Reporter: Muhammad Yazid | Editor: Adi Wikanto
JAKARTA. Proses revisi UU Nomor 5 Tahun 1999 tentang Larangan Praktek Monopoli dan Persaingan Usaha Tidak Sehat masih terus bergulir.
Komisi Pengawas Persaingan Usaha (KPPU) selaku wasit dalam regulasi tersebut meminta posisi yang lebih kuat dalam penegakan hukum tindakan monopoli.
Salah satunya, KPPU menginginkan perubahan pangaturan terkait penggabungan, peleburan, serta pengambilalihan usaha alisa merger.
Komisi antipraktek monopoli ini mengusulkan empat poin dalam klausul dalam draf revisi UU Nomor 5/1999.
Direktur Merger KPPU Taufik Ariyanto mengatakan, pihaknya fokus dalam pengawasan kegiatan merger karena jenis aksi korporasi dapat mempengaruhi tingkat persaingan dalam suatu pasar.
"Merger juga masih menjadi alat yang sah bagi salah satu pelaku usaha untuk menyingkirkan pesaingnya," kata dia siaran pers yang diterima KONTAN, Kamis (29/10).
Oleh karena itu, pihaknya akan mengusulkan empat poin perubahan UU anti praktek monopoli gar dapat memperkuat peran KPPU.

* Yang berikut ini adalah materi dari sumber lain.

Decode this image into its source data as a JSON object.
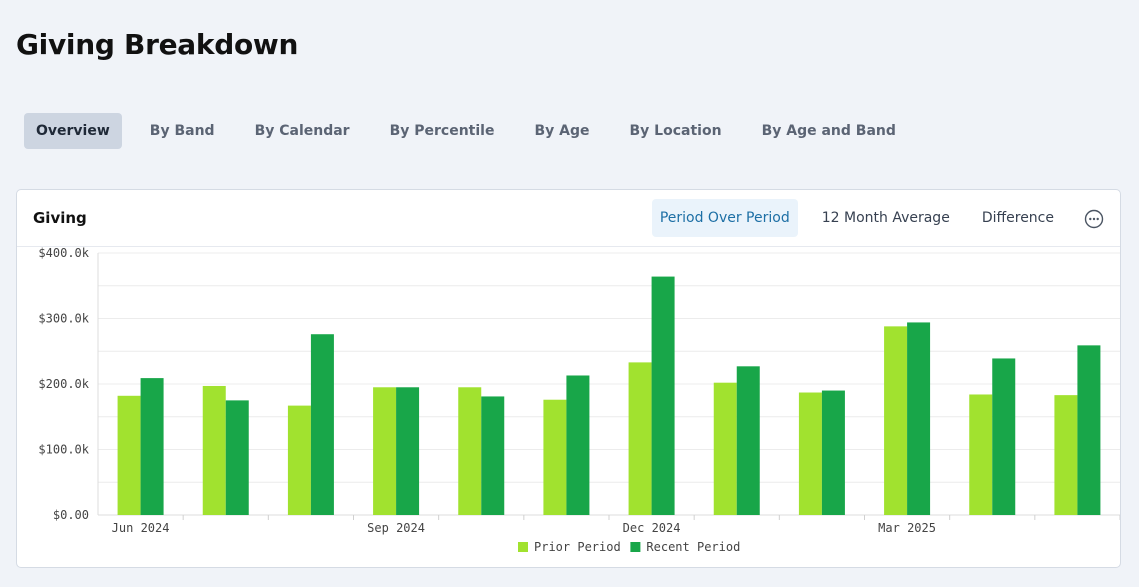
{
  "page": {
    "title": "Giving Breakdown"
  },
  "tabs": [
    {
      "label": "Overview",
      "active": true
    },
    {
      "label": "By Band"
    },
    {
      "label": "By Calendar"
    },
    {
      "label": "By Percentile"
    },
    {
      "label": "By Age"
    },
    {
      "label": "By Location"
    },
    {
      "label": "By Age and Band"
    }
  ],
  "card": {
    "title": "Giving",
    "views": [
      {
        "label": "Period Over Period",
        "active": true
      },
      {
        "label": "12 Month Average"
      },
      {
        "label": "Difference"
      }
    ],
    "more_icon": "more-horizontal-icon"
  },
  "colors": {
    "prior": "#a1e22f",
    "recent": "#18a649",
    "active_view_text": "#1d6fa5"
  },
  "chart_data": {
    "type": "bar",
    "categories": [
      "Jun 2024",
      "Jul 2024",
      "Aug 2024",
      "Sep 2024",
      "Oct 2024",
      "Nov 2024",
      "Dec 2024",
      "Jan 2025",
      "Feb 2025",
      "Mar 2025",
      "Apr 2025",
      "May 2025"
    ],
    "tick_labels": [
      "Jun 2024",
      "Sep 2024",
      "Dec 2024",
      "Mar 2025"
    ],
    "series": [
      {
        "name": "Prior Period",
        "values": [
          182,
          197,
          167,
          195,
          195,
          176,
          233,
          202,
          187,
          288,
          184,
          183
        ]
      },
      {
        "name": "Recent Period",
        "values": [
          209,
          175,
          276,
          195,
          181,
          213,
          364,
          227,
          190,
          294,
          239,
          259
        ]
      }
    ],
    "ylim": [
      0,
      400
    ],
    "y_ticks": [
      "$0.00",
      "$100.0k",
      "$200.0k",
      "$300.0k",
      "$400.0k"
    ],
    "grid": true,
    "legend": "bottom"
  }
}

Pertama, pelaporan kegiatan merger harus dilakukan sebelum perusahaan membuat keputusan.
Dengan begitu, sistem post notification yang selama ini berlaku akan diubah menjadi pre otification.
Tujuannya, KPPU bisa mencegah lebih awal apabila aksi korporasi tersebut diduga mengandung praktek monopoli.
Kedua, calon revisi UU akan memuat perintah ke KPPU untuk membuat peraturan pelaksaan mengenai pengambilalihan aset dan pembentukan joint venture.
Ketiga, perubahan ketentuan batasan nilai alias threshold dalam kegiatan merger.
Keempat, pendapat KPPU terkait hasil merger dituangkan dalam bentuk surat keputusan, sehingga hal tersebut juga dapat memberi kesempatan perusahaan untuk mengajukan banding.